The new store runs like a small airport. There are separate counters for outpatients, inpatients, senior citizens, emergency, and dialysis patients. On an average day, it serves around 1,500 patients and generates nearly two lakh rupees in drug sales.

Not everyone welcomed the change. Some doctors—especially in dermatology, orthopaedics, and obstetrics—worried about the quality of generics and argued that brand-name drugs were always superior. We listened, we discussed, we improved quality checks. But we did not abandon the central idea: patients must not be punished for being poor.

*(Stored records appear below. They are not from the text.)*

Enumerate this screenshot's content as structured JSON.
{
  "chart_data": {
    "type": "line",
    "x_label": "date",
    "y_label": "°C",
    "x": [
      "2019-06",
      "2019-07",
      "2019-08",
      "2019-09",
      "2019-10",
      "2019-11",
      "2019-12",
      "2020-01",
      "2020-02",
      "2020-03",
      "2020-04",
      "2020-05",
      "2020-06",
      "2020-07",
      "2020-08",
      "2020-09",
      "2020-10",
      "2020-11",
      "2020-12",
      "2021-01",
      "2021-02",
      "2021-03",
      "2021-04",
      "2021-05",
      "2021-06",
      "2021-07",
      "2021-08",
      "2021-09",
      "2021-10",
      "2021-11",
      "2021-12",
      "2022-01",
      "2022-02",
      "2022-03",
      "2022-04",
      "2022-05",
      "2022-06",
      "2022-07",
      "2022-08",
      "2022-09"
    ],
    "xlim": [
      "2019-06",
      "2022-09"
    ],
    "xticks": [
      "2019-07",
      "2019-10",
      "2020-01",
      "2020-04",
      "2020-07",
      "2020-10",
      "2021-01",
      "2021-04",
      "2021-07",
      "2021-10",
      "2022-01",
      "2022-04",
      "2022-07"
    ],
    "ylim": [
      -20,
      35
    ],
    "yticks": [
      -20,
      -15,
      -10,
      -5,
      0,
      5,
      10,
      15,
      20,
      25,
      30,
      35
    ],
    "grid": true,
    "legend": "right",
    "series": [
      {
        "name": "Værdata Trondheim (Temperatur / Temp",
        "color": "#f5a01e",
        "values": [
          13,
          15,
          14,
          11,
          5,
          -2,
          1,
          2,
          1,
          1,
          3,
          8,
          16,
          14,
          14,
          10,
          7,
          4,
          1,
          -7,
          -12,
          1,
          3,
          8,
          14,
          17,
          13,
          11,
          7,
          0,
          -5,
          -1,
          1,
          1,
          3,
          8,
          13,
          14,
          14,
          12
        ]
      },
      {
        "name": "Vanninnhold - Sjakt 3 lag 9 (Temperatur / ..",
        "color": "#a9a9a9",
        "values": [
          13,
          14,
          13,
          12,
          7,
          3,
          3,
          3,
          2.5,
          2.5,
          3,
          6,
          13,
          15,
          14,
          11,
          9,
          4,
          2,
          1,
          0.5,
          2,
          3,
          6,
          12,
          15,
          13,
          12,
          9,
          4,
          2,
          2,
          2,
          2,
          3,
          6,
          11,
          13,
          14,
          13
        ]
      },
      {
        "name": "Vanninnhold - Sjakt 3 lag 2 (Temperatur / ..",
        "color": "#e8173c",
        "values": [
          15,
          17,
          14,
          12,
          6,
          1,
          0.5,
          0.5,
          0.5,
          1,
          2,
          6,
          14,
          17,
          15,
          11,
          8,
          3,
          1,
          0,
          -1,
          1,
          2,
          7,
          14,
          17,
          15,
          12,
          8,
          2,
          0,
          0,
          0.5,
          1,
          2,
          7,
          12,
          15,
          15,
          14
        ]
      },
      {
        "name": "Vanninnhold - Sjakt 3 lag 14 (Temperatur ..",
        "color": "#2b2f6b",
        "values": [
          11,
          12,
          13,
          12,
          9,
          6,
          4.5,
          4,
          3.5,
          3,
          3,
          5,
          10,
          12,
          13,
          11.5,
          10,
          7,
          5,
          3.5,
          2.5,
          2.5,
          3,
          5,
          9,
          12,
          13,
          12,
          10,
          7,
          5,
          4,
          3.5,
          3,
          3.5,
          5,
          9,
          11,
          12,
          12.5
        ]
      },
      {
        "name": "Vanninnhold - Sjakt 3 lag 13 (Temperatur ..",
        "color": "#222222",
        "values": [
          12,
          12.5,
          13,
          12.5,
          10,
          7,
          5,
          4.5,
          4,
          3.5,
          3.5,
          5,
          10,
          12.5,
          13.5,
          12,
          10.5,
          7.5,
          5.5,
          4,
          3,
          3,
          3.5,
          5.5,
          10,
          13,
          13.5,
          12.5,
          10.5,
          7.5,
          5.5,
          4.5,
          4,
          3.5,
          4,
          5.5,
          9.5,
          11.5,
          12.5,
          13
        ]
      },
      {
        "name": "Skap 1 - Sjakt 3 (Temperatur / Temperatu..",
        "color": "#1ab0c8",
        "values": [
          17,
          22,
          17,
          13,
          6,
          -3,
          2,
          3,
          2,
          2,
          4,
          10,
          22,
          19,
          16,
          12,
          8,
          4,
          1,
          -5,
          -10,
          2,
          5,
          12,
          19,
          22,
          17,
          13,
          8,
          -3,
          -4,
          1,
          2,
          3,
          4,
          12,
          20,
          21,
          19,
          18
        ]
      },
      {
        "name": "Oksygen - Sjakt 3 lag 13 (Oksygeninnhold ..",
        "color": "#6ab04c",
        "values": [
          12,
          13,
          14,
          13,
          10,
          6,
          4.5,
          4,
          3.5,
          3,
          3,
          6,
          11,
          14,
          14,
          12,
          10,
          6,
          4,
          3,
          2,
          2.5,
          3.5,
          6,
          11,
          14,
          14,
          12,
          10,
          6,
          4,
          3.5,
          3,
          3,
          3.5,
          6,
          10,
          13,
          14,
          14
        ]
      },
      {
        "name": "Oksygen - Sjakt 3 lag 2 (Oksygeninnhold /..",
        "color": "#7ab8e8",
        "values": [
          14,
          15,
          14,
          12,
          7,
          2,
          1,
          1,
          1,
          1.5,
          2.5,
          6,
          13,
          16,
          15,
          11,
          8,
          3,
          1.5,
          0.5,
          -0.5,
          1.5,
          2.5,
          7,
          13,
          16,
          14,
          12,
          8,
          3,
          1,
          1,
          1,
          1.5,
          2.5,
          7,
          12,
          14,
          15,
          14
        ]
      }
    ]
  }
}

The fall in prices over the years has been dramatic. Paclitaxel injection (260 mg), once priced at ₹13,500 per vial in 2015, now costs around ₹550. When such reductions happen, they do not look like “policy.” They look like survival.

And the most convincing evidence is not in a spreadsheet. It is at the counter. Patients stand in long queues, tired from travel, clutching prescriptions. Then they hear the amount. Their faces change—first disbelief, then relief, sometimes even a smile. Many look at the pharmacist as if he has performed a small miracle.

In those moments, I don’t see a pharmacy module or an inventory system. I see what a hospital is supposed to do: make treatment possible.